The April 21 decision of the Supreme Court adding thirty five new party list representatives does not make it any easier. Most of the new party list reps are local trapo and rabid anti-Left people like Jun Alcover of Anad and Jovito Palparan of Bantay Party. Even if GMA people manage to get three fourths of the new party list reps to sign on, however, they still can’t make up for the missing signatories that six months of solicitation have failed to produce. They can’t make up for the obvious hesitation of the largest fraction in the House and the party of the Speaker.
The Speaker, interesting enough, pleaded lack of physical space and budget, and raised a constitutional question, when informed of the Supreme Court’s decision. He certainly didn’t immediately issue a summons for the affected party-list representatives to materialize in his office so that they could be sworn in forthwith.
Then, today, news began to circulate in the late afternoon that an interesting resolution has been filed in the House. Here it is:
House Resolution No. 1109
Yesterday, Dean Jorge Bocobo had some choice things to say about the line of reasoning of the Villafuerte Resolution, but for my purposes let me just reproduce his summary of Villafuerte’s line of reasoning and ostensible motive for creating a “justiciable issue”:
Speaking to Pia Hontiveros (Strictly Politics, ANC) Rep. Luis Villafuerte, President of the Kampi Party of Gloria Macapagal Arroyo, said he wants to trigger “a justiciable controversy” to get the Supreme Court to rule definitively on the meaning of Article 17 Sec. (1). For this purpose he has drafted a resolution on which he says he only needs 198 signatures to trigger that justiciable controversy. But Rep.
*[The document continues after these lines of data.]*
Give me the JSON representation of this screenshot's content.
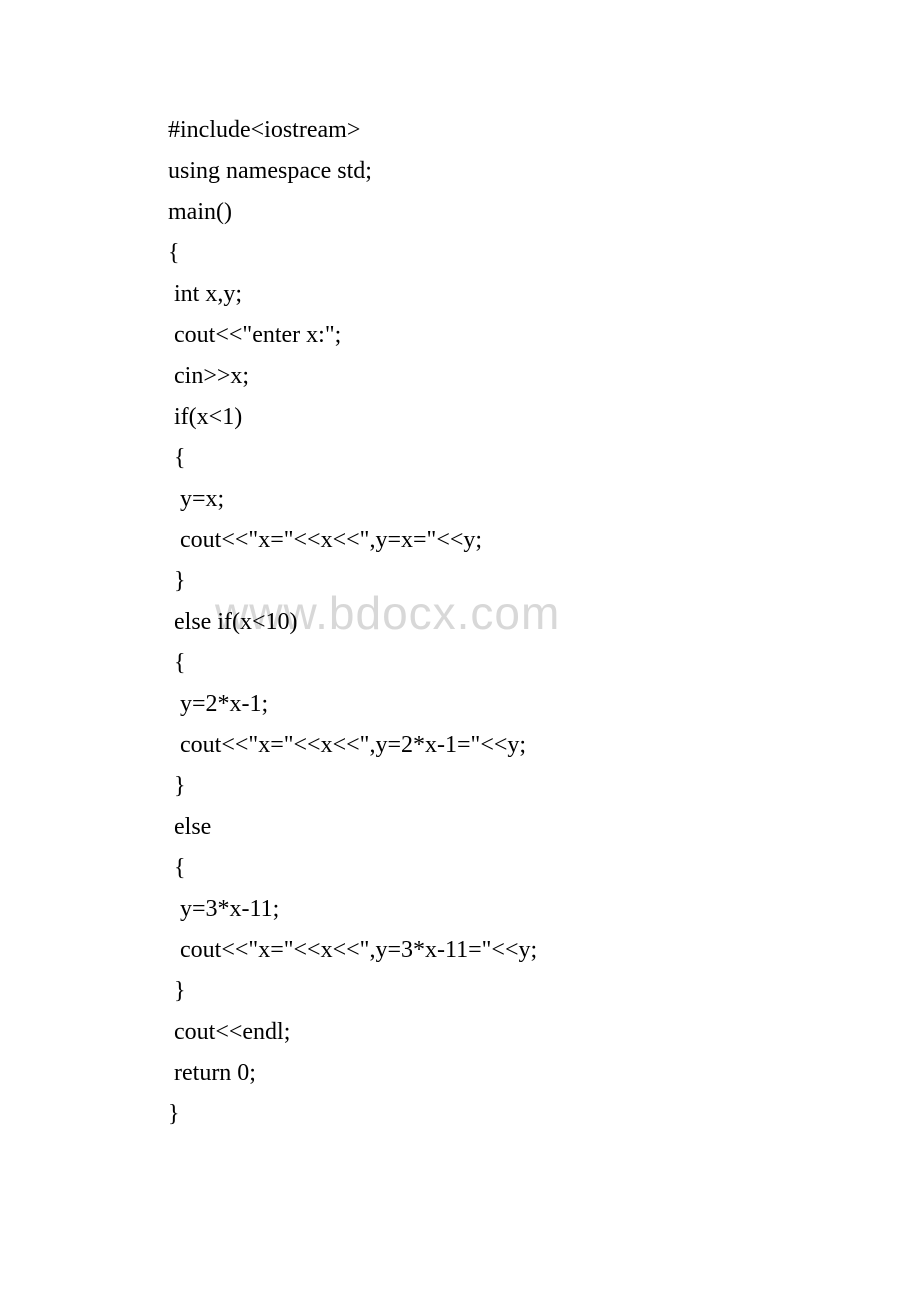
{
  "watermark": "www.bdocx.com",
  "code": {
    "lines": [
      "#include<iostream>",
      "using namespace std;",
      "main()",
      "{",
      " int x,y;",
      " cout<<\"enter x:\";",
      " cin>>x;",
      " if(x<1)",
      " {",
      "  y=x;",
      "  cout<<\"x=\"<<x<<\",y=x=\"<<y;",
      " }",
      " else if(x<10)",
      " {",
      "  y=2*x-1;",
      "  cout<<\"x=\"<<x<<\",y=2*x-1=\"<<y;",
      "",
      " }",
      " else",
      " {",
      "  y=3*x-11;",
      "  cout<<\"x=\"<<x<<\",y=3*x-11=\"<<y;",
      " }",
      " cout<<endl;",
      " return 0;",
      "}"
    ]
  }
}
Villafuerte informs the audience that his resolution does not contain any specific amendment or revision of the Constitution as such, but only “establishes the mode” by which Congress is to exercise its “constituent power” to propose such changes for ratification at plebiscite.
The leitmotif of the Villafuerte mode of exercising constituent power is the concept of a “Constituent Assembly (Con-Ass).” Notice that in the 1935 provision, Congress “in joint session assembled” proposes amendments with House and Senate Members voting separately and obeying the three fourths majority rule. The Villafuerte Resolution however contemplates an entirely different entity altogether than that found in the 1935 Constitution. He envisions a Constituent Assembly whose Members are all the Members of Congress with no distinction as to whether they are Senators or House Members.
The Resolution above, filed this morning, adds a “pledge” by its signatories, that should the Supreme Court rule favorably, they will not extend their own, or the President’s, terms, or create any sort of mischief, including canceling the 2010 elections. Scout’s honor, your honors.
Anyway, Rep. Risa Hontiveros-Baraquel was able to get the resolution stricken from today’s order of business in the House. But the gauntlet has been thrown down by the leadership. The Senate, perhaps, can refrain from legitimizing the ploy by refusing to be drawn in by running to the Supreme Court; however, this does not prevent someone else (paging Atty. Oliver Lozano!) from going to the Supreme Court, creating the “justiciable issue” the resolution proclaims as its reason for being.
Besides that, the filing of the resolution sets aside the question of the new party-list representatives and therefore, leaves intact the original administration coalition computation of the votes required to propose amendments -regardless of whether or not the Senate agrees or disagrees.